Sapphire took the clown from her and delicately turned it over in her hands, studying it. Jamis picked up the carousel, but the pieces shifted. She caught a horse on a pole right before it fell, setting it gently back on the desk. She removed each carousel animal. The horse, unicorn, and elephant were cracked with missing flecks of paint. She took the top off the carousel, which was painted red and white, like a traditional circus tent, and set it next to the animals. She picked up the base,
which was attached to the pole in the middle of the carousel and turned it over. It was made of heavy wood. The pole was iron. It shocked her with its weight. “E. Gardner 1979,” she read, and turned it to Sapphire to see. “Why is this stuff up here? Why didn’t it get hauled away when she died?”

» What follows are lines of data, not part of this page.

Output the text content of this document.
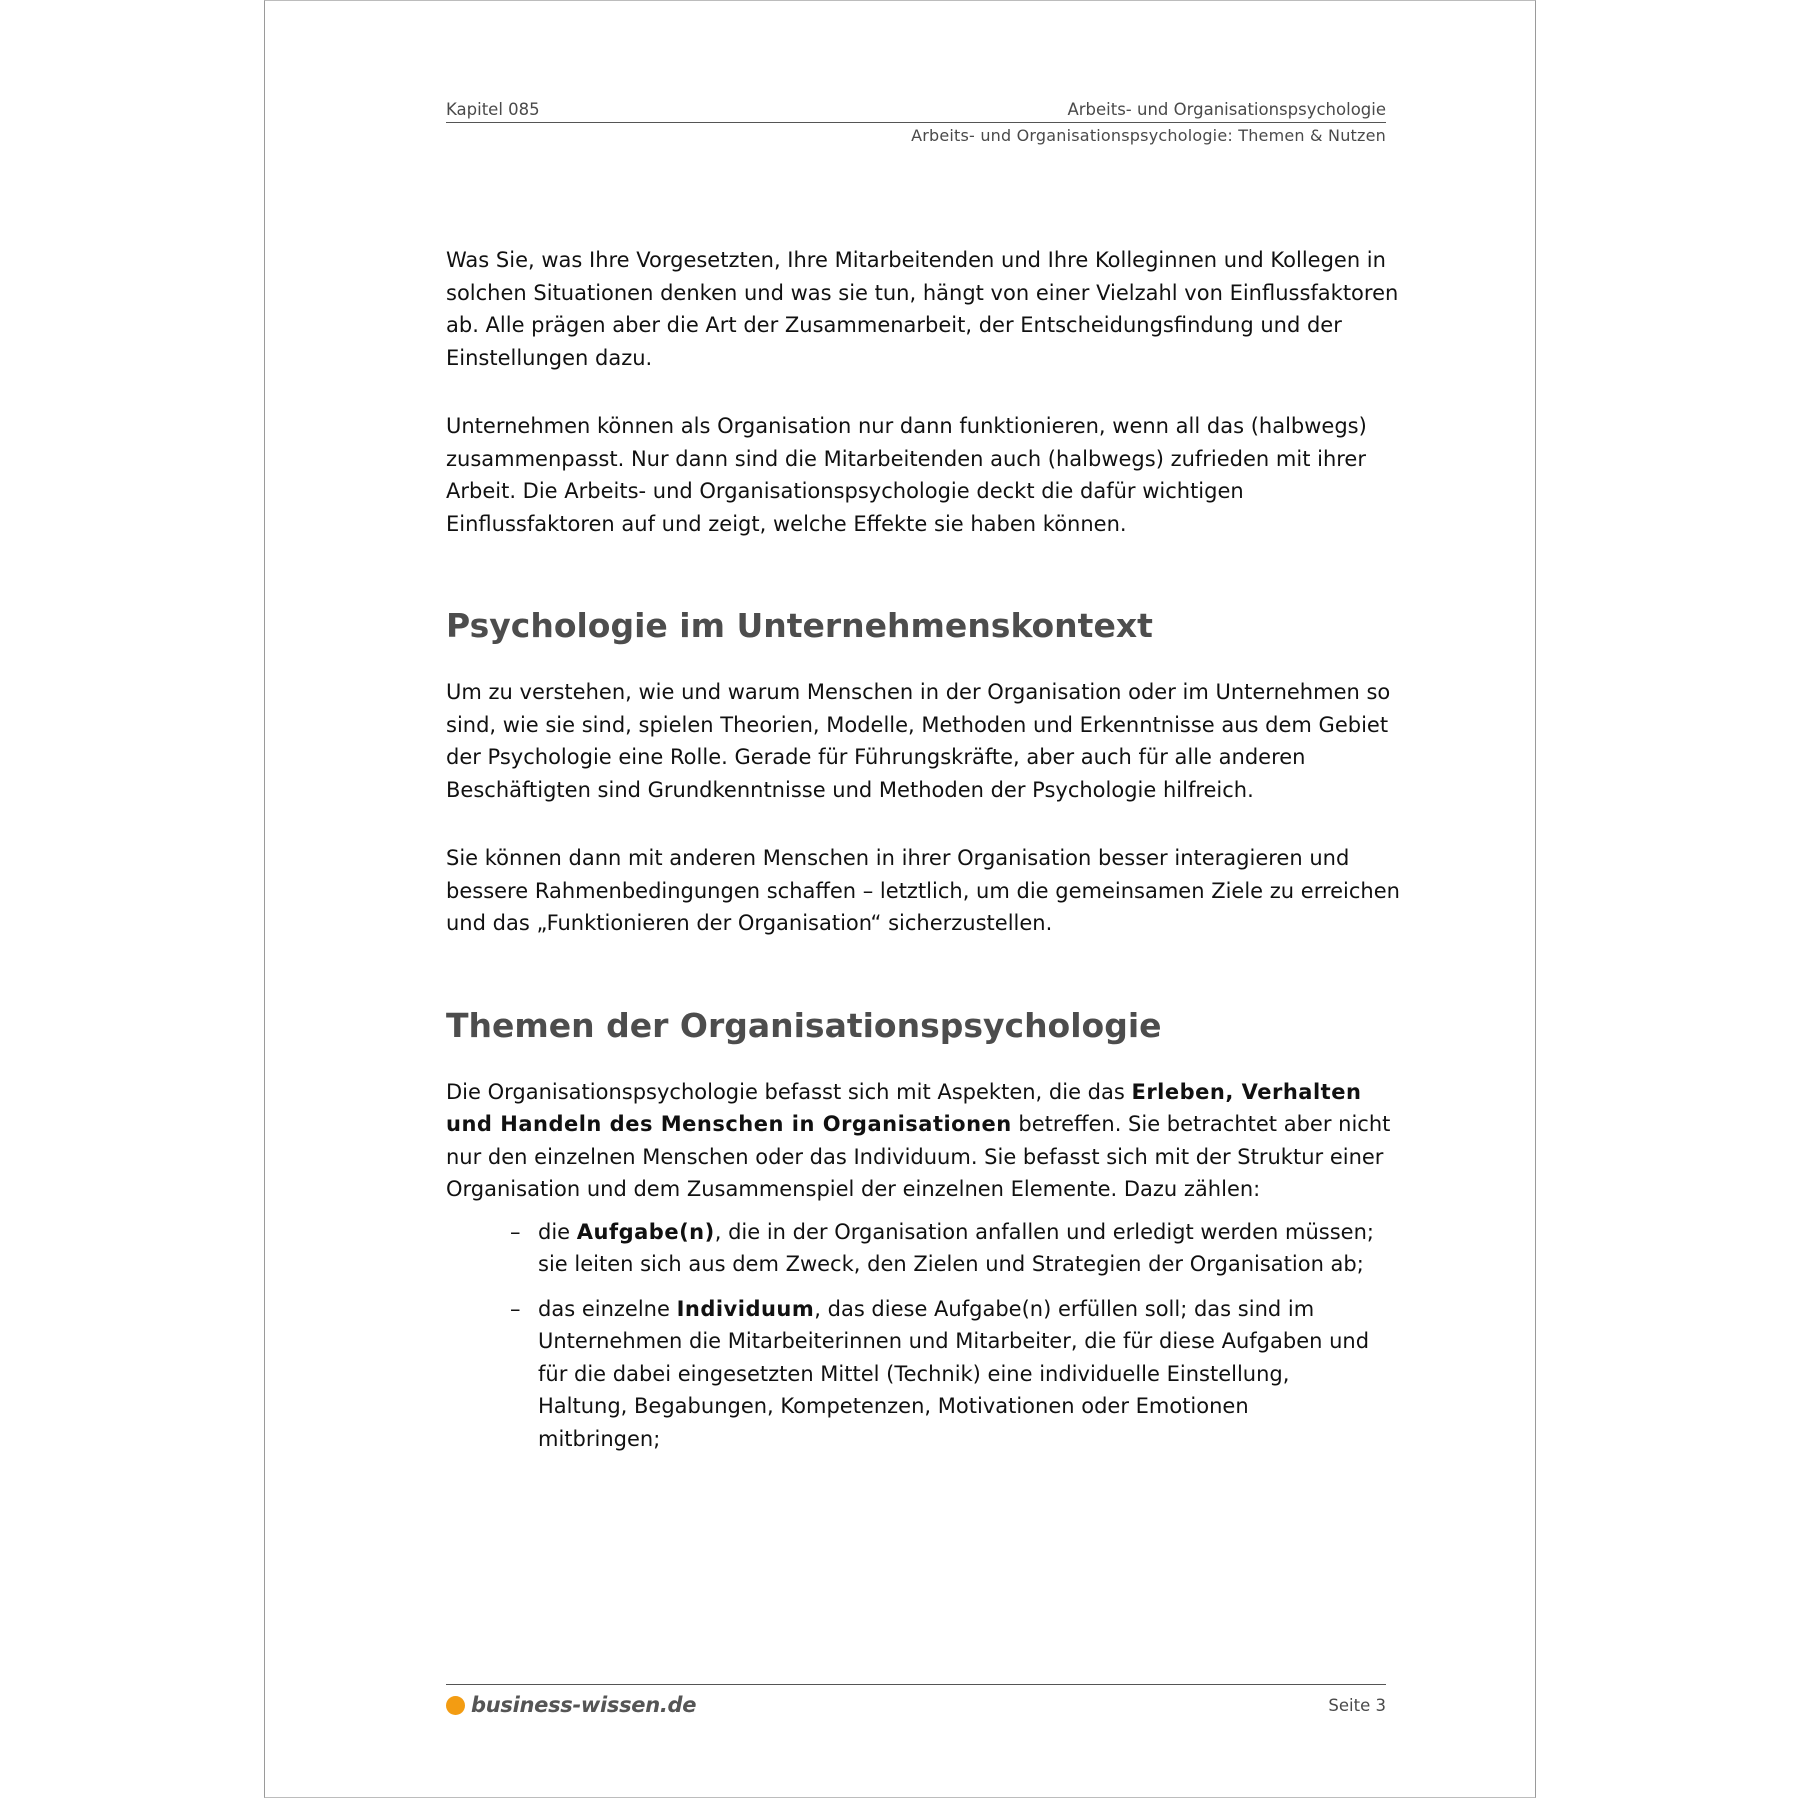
Kapitel 085	Arbeits- und Organisationspsychologie
Arbeits- und Organisationspsychologie: Themen & Nutzen

Was Sie, was Ihre Vorgesetzten, Ihre Mitarbeitenden und Ihre Kolleginnen und Kollegen in solchen Situationen denken und was sie tun, hängt von einer Vielzahl von Einflussfaktoren ab. Alle prägen aber die Art der Zusammenarbeit, der Entscheidungsfindung und der Einstellungen dazu.

Unternehmen können als Organisation nur dann funktionieren, wenn all das (halbwegs) zusammenpasst. Nur dann sind die Mitarbeitenden auch (halbwegs) zufrieden mit ihrer Arbeit. Die Arbeits- und Organisationspsychologie deckt die dafür wichtigen Einflussfaktoren auf und zeigt, welche Effekte sie haben können.

Psychologie im Unternehmenskontext

Um zu verstehen, wie und warum Menschen in der Organisation oder im Unternehmen so sind, wie sie sind, spielen Theorien, Modelle, Methoden und Erkenntnisse aus dem Gebiet der Psychologie eine Rolle. Gerade für Führungskräfte, aber auch für alle anderen Beschäftigten sind Grundkenntnisse und Methoden der Psychologie hilfreich.

Sie können dann mit anderen Menschen in ihrer Organisation besser interagieren und bessere Rahmenbedingungen schaffen – letztlich, um die gemeinsamen Ziele zu erreichen und das „Funktionieren der Organisation“ sicherzustellen.

Themen der Organisationspsychologie

Die Organisationspsychologie befasst sich mit Aspekten, die das Erleben, Verhalten und Handeln des Menschen in Organisationen betreffen. Sie betrachtet aber nicht nur den einzelnen Menschen oder das Individuum. Sie befasst sich mit der Struktur einer Organisation und dem Zusammenspiel der einzelnen Elemente. Dazu zählen:

– die Aufgabe(n), die in der Organisation anfallen und erledigt werden müssen; sie leiten sich aus dem Zweck, den Zielen und Strategien der Organisation ab;
– das einzelne Individuum, das diese Aufgabe(n) erfüllen soll; das sind im Unternehmen die Mitarbeiterinnen und Mitarbeiter, die für diese Aufgaben und für die dabei eingesetzten Mittel (Technik) eine individuelle Einstellung, Haltung, Begabungen, Kompetenzen, Motivationen oder Emotionen mitbringen;
business-wissen.de	Seite 3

Sapphire had put the clown head down and was in front of the wardrobe. She pried the doors open and took a step back. “I have no idea. Why would anyone save her stuff up here and then seal it up?” She touched the clothes. “These are women’s clothes from the eighties, I think.” There was a small shelf with a black case above the rod. She opened it. There was a small black book inside.
“Jamis, look.” There were vivid patterns drawn across every inch of the page with a blue ballpoint pen. “She was an artist,” Sapphire said and turned the book to Jamis.
Jamis thumbed through the pages delicately, as if she were unearthing an archaeological treasure. She handed it back to Sapphire. “Is there a code in there?”
“That’s what I was just thinking, but I think it’s just doodles. Do you think it’s okay if I take this?”
“Well, technically, the Shires are still tenants, but the house is furnished. I was going to rent it, but I don’t think they’ll let me rent it now. I suppose all of this would technically belong to the property owners, but since they’re rent seekers…” Jamis trailed off and grinned at Sapphire. “Let’s sort through the rest of this stuff and see what else is here.”
Jamis bent to unlock the trunk. She pulled blankets from it. They were polyester blends, rose and dull beige, popular in the seventies and eighties. She tossed two on the floor. A breeze filtered up the stairs from the hole in the wall. She tossed another blanket over the stairs, blocking the flow of air. She sat on the blankets and opened the first box.